FIG. 7 shows another specific reinforcing member 74 affixed to the upper end face 75 and the lower end face 76 of the heating member 22. The reinforcing member is implemented as a flat plate and formed of metal. In the illustrative embodiment, the reinforcing member 74 formed of metal is affixed to the heating member 22 also formed of metal by spot welding. Alternatively, the reinforcing member 74 maybe fastened to the heating member 22 by screws. Further, the reinforcing member 74 and heating member 22 may be mated with each other by a projection and recess scheme. The reinforcing member 74 is formed with holes 74 a for passing the terminal portions 54 and 55.

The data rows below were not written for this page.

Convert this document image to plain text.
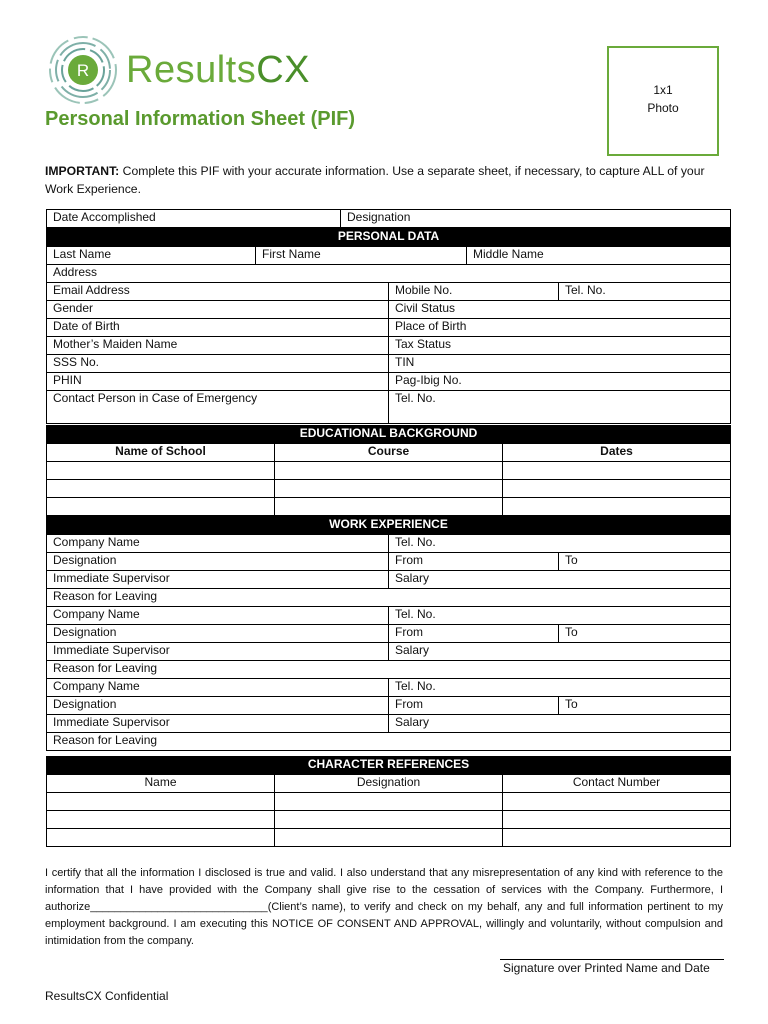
R ResultsCX
Personal Information Sheet (PIF)
1x1
Photo
IMPORTANT: Complete this PIF with your accurate information. Use a separate sheet, if necessary, to capture ALL of your Work Experience.
Date Accomplished	Designation
PERSONAL DATA				
Last Name	First Name		Middle Name	
Address				
Email Address		Mobile No.		Tel. No.
Gender		Civil Status		
Date of Birth		Place of Birth		
Mother’s Maiden Name		Tax Status		
SSS No.		TIN		
PHIN		Pag-Ibig No.		
Contact Person in Case of Emergency		Tel. No.		
EDUCATIONAL BACKGROUND		
Name of School	Course	Dates

WORK EXPERIENCE		
Company Name	Tel. No.	
Designation	From	To
Immediate Supervisor	Salary	
Reason for Leaving		
Company Name	Tel. No.	
Designation	From	To
Immediate Supervisor	Salary	
Reason for Leaving		
Company Name	Tel. No.	
Designation	From	To
Immediate Supervisor	Salary	
Reason for Leaving		
CHARACTER REFERENCES		
Name	Designation	Contact Number

I certify that all the information I disclosed is true and valid. I also understand that any misrepresentation of any kind with reference to the information that I have provided with the Company shall give rise to the cessation of services with the Company. Furthermore, I authorize_____________________________(Client’s name), to verify and check on my behalf, any and full information pertinent to my employment background. I am executing this NOTICE OF CONSENT AND APPROVAL, willingly and voluntarily, without compulsion and intimidation from the company.
Signature over Printed Name and Date
ResultsCX Confidential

The reinforcing member 74 implemented as a flat plate increases the rigidity of the heating member 22 and thereby prevents it from bending radially inward. Bending of the heating member 22 would cause the belt 23 to shake or would vary the moving speed of the belt 23. In addition, the reinforcing member 74 closes the open end of the arc of the heating member 22 and thereby obstructs heat radiation from the arc. This contributes to energy saving.

FIG. 8 shows a third embodiment of the fixing device in accordance with the present invention that may be substituted for the first embodiment. As shown, the fixing device, generally 90, fixes the toner image 33 transferred to the sheet P and brought to a nip 280. The fixing device 90 includes a belt 230 loosely passed over a fixing roller or rotary body 210 and auxiliary rollers or auxiliary rotary members 211 and 212, which are freely rotatable. A motor (M) 290 causes the fixing roller 210 to rotate. The press roller or pressing member 24 is positioned below the belt 230 and pressed against the belt 230. The belt 230 and press roller 24 form the nip 280 therebetween. The auxiliary rollers 211 and 212 are positioned above the fixing roller 210 and arranged side by side in the radial direction of the roller 210.

The fixing roller 210 is so positioned as not to exert tension on the inner surface of the belt 230. The fixing roller 210 includes a core 210A rotatable integrally with a shaft 300. A surface layer 210B covers the surface of the core 210A. The toner image 33 on the sheet P is fixed by heat and pressure at the nip 280. The belt 230 is identical in basic configuration with the belt 23 and will not be described specifically in order to avoid redundancy.

A heating member 220 is affixed to a frame, not shown, at the outside of the belt 230 and held in contact with the belt 230 in a plane. A resistance heating body 260 is positioned on the surface 220 a of the heating member 220 opposite to the surface 220 b contacting the belt 230. An electric insulation layer 270 intervenes between the heating body 260 and the surface 220 a. Let the surfaces 220 a and 220 b be referred to as an upper surface and a lower surface, respectively, hereinafter. A power source 340 feeds power to the heating body 260 and thereby causes it to generate heat for heating the heating member 220.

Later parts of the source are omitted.